People use public transport when it is frequent and convenient. For commutes within and between cities, public transport avoids many of the inconveniences of car use, such as traffic and parking constraints. Public transport can also be faster on average than car use when supporting infrastructure is in place, as in Stockholm and Amsterdam. Evidence from Europe shows that between cities, highspeed (or at least high-frequency) rail is typically faster and more convenient than the equivalent car journey and even the equivalent flight over short-to-medium distances. Active transport—e.g., walking and cycling—is similarly quick and convenient for short journeys when urban planning supports it. This is especially true for cycling, which is often faster and more convenient than driving for short journeys in cities with supporting infrastructure. While many Canadians may have had difficult experiences with active and public transport due to underfunding and inefficient planning, usership can be expected to increase if these issues are addressed. What’s more, for every person using public or active transport, there is one less person adding to car induced traffic congestion—so drivers ultimately benefit, too.

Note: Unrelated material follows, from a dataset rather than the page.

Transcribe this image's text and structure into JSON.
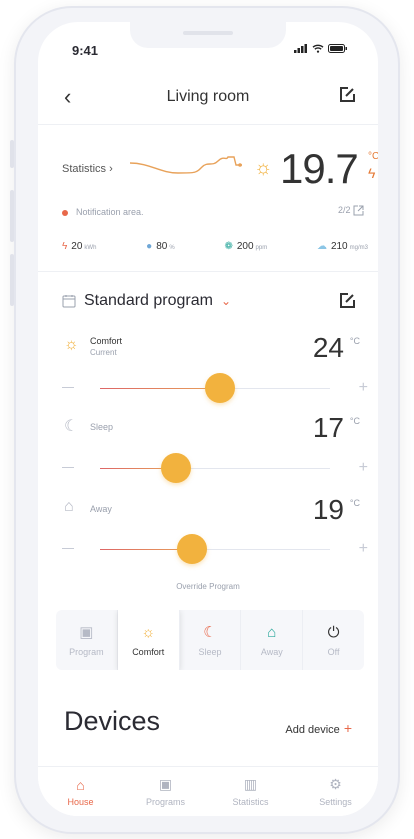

Equitable and Accessible Transport

Planning for and funding public transit also enables greater mobility for those who are unable to drive. These groups include young people, the elderly, people with certain disabilities, and those who simply cannot afford to own a car. This last group is particularly disadvantaged in the current transportation system as poorer neighbourhoods typically have less access to public transport and greater distances to commute for employment opportunities. Expanding access to cheap, efficient, and accessible public transport can offer vulnerable people greater mobility than they experience in the current car-dependent transportation system. This can, in turn, empower individuals to live more independently, feel more connected to their communities, and take advantage of broader employment opportunities.

Reliable ZEVs

Despite the benefits of public and active transport noted above, some journeys will still be easier with a car—for example, parents travelling with multiple young children or individuals living in rural or suburban areas that lack convenient public transit connections. For most of those journeys, ZEVs—which include both battery electric vehicles (EVs) and hybrid vehicles—are reliable options. EVs already have sufficient range for the vast majority of journeys, and long-distance travel will become easier as charging infrastructure expands across the country. Indeed, the number of public charging ports in Canada almost quadrupled from 2018 to 2023—with this build-out expected to accelerate further as the ZEV sales standard takes effect. In the short term, drivers who consistently drive long distances in areas not yet connected with sufficient charging infrastructure can benefit from hybrid vehicles. These enable drivers to use electricity for short journeys while retaining the option of using fuel for longer drives. Looking ahead, batteries are becoming more efficient due to technological innovation, enabling drivers to reliably travel further on electricity alone. Finally, even if individuals sometimes require a car for specific journeys, this may not necessitate car ownership, as car-sharing services become increasingly common in cities around the world.

 
 

Clean Air

One of the clearest benefits of clean transportation is reduced air pollution in cities and towns. Air pollution from fossil-fuelled vehicles has been consistently shown to cause increased rates of respiratory illnesses (such as asthma in children and adults) and cardiovascular diseases. It has also been linked to other conditions, including neurological impacts and several types of cancer. A Canadian government study from 2021 estimated that 15,300 premature deaths are associated with air pollution—much of which comes from fossil-fuelled vehicles—each year, costing an estimated CAD 114 billion (Health Canada, 2021). Similar statistics for road traffic emissions specifically have been recorded in other jurisdictions. By switching to ZEVs, public transport, and active transport, many of these health impacts, economic costs, and premature deaths can be avoided.

Peaceful Spaces

ZEVs, public transport, and active transport all have the benefit of being quiet. Currently, high levels of traffic-related noise pollution—primarily driven by high traffic levels and combustion engines—seriously impact the mental and physical health of residents. Studies consistently identify a link between high traffic-related noise pollution and mental health challenges, such as depression and anxiety, as well as sleep deprivation. When this noise pollution is long-term, it increases the risk of physical health conditions, too, such as heart disease—causing an estimated 11,000 premature deaths in Europe every year. In addition, removing car-centric infrastructure like multi-lane arterial roads and parking lots from city centres creates room for pedestrian areas, green spaces, and parks, all of which improve people’s physical and mental well-being in urban settings.

Healthy Mobility

A combination of active and public transport as primary modes of transport has been consistently shown to improve health outcomes in a range of jurisdictions. This is because active and public transport encourages regular exercise, mitigating risks of severe health conditions like obesity and heart disease. Moreover, reduced car traffic in cities—driven by increased active and public transport usership—can significantly reduce casualties associated with vehicle collisions. Per mile, public transit riders are also around 10 times less likely than car passengers to be injured or killed in a road traffic accident . A clean transportation system saves lives.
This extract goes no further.